Dinesh Sharma, founder and director, APCA (Academy of Pastry and Culinary Arts) mentioned that starting a food company has its own advantages and disadvantages. The Indian government has developed several new regulations and programs to assist business owners in establishing their food company. While attaining license is one of the prerequisites, there are numerous other factors that one must consider to set up a food business.
The Grim Reality
Despite the challenges, the allure of the F&B industry remains strong for many young entrepreneurs, lured by the prospects of success and creativity. However, the statistics paint a grim picture, with the vast majority of small-scale businesses shutting down within a year. While the market potential is vast, sustaining a successful F&B business in tier 2 and tier 3 cities demands careful planning, significant capital investment, and a thorough understanding of the market dynamics. Those who can navigate the hurdles and overcome the barriers stand a chance to thrive in this fiercely competitive industry.
“The general idea is to be ‘conservative’ with your predicted revenues and a “generous” with your projected expenses because that's how things turn out in practice. Use only 75 percent of the money you have or can arrange it at first. And the remaining 25 percent will come in handy,” Sharma added.
Other Factors that proceeds to failure
While the market potential is promising, the harsh realities of high investment costs, manpower shortages, slim profit margins, and stringent regulations make it a risky venture for many. The restaurant industry in India is highly competitive, especially in urban areas. With numerous dining options available, small restaurants often struggle to stand out and attract enough customers to sustain their operations.
Many consumers in India are price-sensitive and prefer to dine at establishments that offer lower-priced meals. Small restaurants, particularly those focusing on quality ingredients or unique cuisines, might struggle to compete on price alone.
“Small restaurants often rely on regular customers, word-of-mouth referrals, or nearby office-goers. Fluctuations in footfall due to seasonal variations or changing consumer preferences can affect their revenue streams. We have been facing issue in making new customer,” Dhananjay Jha owner of Kadalu restaurant in Delhi stated. Additionally, securing a prime location in high-footfall areas can be expensive for small restaurants. A less-than-ideal location might not attract enough customers, impacting their revenue.

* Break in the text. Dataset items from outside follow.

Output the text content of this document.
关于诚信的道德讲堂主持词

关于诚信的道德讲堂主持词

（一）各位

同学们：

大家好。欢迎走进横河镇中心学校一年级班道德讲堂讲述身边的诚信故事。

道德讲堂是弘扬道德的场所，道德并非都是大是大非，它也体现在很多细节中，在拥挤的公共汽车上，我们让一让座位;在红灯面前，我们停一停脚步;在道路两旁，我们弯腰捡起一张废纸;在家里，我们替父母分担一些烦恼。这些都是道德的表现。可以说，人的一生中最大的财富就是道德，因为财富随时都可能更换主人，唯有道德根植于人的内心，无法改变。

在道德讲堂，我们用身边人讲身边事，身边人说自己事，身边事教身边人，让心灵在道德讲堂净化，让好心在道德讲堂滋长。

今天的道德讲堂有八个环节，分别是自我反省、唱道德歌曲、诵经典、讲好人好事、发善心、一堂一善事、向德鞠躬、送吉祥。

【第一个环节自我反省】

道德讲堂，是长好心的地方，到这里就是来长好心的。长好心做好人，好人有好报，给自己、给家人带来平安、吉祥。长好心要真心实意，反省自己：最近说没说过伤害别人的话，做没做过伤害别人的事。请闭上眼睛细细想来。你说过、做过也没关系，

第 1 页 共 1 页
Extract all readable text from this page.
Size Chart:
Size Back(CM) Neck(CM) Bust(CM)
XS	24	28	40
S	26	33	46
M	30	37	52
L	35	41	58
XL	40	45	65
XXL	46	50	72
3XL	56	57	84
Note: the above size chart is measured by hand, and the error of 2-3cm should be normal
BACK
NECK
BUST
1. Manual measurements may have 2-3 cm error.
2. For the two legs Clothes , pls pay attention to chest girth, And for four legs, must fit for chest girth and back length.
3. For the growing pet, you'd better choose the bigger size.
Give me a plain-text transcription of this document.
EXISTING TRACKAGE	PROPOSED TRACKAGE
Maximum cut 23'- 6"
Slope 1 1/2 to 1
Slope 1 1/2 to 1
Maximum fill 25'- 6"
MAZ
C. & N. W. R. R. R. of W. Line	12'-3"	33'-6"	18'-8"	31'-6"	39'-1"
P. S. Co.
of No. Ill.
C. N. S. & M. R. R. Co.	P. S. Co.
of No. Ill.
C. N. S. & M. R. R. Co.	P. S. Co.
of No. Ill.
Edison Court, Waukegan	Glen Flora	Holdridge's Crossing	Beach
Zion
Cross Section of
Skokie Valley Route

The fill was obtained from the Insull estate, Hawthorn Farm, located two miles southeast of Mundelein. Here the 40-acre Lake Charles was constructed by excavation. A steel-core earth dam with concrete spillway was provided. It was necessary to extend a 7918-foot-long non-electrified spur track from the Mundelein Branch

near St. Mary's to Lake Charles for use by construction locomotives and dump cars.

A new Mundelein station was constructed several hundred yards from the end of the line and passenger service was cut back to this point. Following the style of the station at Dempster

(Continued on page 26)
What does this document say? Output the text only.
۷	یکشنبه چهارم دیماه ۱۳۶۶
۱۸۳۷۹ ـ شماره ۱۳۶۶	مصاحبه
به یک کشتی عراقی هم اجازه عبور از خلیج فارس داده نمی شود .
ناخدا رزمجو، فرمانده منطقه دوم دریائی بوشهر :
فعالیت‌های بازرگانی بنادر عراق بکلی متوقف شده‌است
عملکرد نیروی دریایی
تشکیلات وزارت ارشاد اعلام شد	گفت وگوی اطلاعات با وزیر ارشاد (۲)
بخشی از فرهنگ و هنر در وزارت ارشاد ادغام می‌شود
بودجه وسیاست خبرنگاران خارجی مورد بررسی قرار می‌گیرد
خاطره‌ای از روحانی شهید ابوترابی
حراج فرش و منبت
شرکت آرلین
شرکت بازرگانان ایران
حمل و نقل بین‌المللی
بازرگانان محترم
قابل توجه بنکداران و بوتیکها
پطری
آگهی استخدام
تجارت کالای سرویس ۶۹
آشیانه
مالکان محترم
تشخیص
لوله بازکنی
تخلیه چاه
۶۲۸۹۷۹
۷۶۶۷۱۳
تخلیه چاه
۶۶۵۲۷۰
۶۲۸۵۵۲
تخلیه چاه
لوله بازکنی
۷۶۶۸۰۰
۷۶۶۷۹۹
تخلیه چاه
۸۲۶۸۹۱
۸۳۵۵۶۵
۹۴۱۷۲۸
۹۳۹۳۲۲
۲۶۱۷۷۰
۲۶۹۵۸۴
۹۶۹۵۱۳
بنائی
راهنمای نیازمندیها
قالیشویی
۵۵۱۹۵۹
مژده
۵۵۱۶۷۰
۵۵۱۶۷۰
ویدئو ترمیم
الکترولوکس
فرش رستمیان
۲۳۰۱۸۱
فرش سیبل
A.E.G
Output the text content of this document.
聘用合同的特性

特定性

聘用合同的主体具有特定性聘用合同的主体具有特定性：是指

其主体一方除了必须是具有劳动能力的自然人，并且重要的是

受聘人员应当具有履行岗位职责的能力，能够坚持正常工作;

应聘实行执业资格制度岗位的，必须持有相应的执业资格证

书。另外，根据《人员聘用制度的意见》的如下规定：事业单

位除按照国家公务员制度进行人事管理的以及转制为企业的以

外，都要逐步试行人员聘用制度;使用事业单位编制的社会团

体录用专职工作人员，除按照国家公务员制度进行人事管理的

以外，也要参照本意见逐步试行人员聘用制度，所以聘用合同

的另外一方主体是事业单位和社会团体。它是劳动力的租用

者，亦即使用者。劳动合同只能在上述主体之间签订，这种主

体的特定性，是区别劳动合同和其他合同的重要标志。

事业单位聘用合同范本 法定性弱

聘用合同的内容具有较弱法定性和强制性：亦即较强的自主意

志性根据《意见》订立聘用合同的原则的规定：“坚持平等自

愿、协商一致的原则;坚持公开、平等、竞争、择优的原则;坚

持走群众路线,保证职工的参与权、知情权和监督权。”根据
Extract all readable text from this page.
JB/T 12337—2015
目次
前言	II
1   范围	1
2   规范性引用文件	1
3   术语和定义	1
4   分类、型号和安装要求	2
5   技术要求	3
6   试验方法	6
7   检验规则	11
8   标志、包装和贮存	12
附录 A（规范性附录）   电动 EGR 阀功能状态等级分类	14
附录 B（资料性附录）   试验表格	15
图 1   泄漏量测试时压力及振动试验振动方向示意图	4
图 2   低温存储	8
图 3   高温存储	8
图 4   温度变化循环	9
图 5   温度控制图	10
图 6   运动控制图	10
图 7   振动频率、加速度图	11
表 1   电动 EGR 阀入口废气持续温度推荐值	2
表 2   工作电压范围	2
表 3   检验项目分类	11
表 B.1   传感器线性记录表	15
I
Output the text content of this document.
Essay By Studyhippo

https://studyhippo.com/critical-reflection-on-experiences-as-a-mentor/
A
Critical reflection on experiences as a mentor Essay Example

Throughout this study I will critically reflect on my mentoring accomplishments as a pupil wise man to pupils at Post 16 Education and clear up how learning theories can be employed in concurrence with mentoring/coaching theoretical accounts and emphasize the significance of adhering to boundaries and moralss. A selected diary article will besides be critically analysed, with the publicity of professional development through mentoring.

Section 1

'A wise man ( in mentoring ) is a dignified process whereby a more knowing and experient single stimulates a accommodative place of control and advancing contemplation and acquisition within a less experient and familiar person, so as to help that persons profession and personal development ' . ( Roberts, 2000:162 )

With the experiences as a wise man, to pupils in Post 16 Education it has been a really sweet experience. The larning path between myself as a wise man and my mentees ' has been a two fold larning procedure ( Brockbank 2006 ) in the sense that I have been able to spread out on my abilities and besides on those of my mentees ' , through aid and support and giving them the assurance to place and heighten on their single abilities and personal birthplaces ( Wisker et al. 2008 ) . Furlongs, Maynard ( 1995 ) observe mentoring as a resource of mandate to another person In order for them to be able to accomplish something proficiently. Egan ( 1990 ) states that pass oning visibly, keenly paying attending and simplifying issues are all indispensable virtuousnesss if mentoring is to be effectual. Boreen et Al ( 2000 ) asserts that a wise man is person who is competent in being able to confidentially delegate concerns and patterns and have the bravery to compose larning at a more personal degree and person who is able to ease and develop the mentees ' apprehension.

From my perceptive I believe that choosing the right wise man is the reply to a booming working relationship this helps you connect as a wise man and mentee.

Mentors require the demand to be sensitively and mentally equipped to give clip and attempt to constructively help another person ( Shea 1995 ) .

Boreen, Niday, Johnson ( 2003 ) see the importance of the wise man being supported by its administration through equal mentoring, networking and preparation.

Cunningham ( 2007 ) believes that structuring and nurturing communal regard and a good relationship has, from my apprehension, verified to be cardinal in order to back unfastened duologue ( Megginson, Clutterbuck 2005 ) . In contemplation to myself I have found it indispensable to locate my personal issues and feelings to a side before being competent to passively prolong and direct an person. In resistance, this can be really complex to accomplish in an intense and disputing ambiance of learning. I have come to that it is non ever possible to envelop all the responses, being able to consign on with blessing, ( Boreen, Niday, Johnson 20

Only those with substantial capital, a long-term outlook, and innovative strategies can weather the storm and thrive in this challenging landscape. As the industry continues to evolve, aspiring entrepreneurs must carefully analyze the market dynamics, consider the hurdles, and be prepared to adapt to changing circumstances to achieve sustainable success.
Rajat Singh, disheartened by the current state of his business, made the difficult decision to sell his cafe in Kisan Bazaar, Lucknow, at a compromised price. Eager to make a swift exit, he actively searched for potential buyers. However, his plans took an unexpected turn when local newspapers began flashing news about restrictions on running F&B businesses in specific zones of Kisan Bazar.
To Rajat's dismay, he discovered that his cafe was situated in one of these restricted zones. Surprisingly, businesses in this area had been operating for ages without any clear guidelines or restrictions. The issue of permissible activities in the zone only came to light when certain influential players raised concerns, seemingly for their own convenience in running their businesses.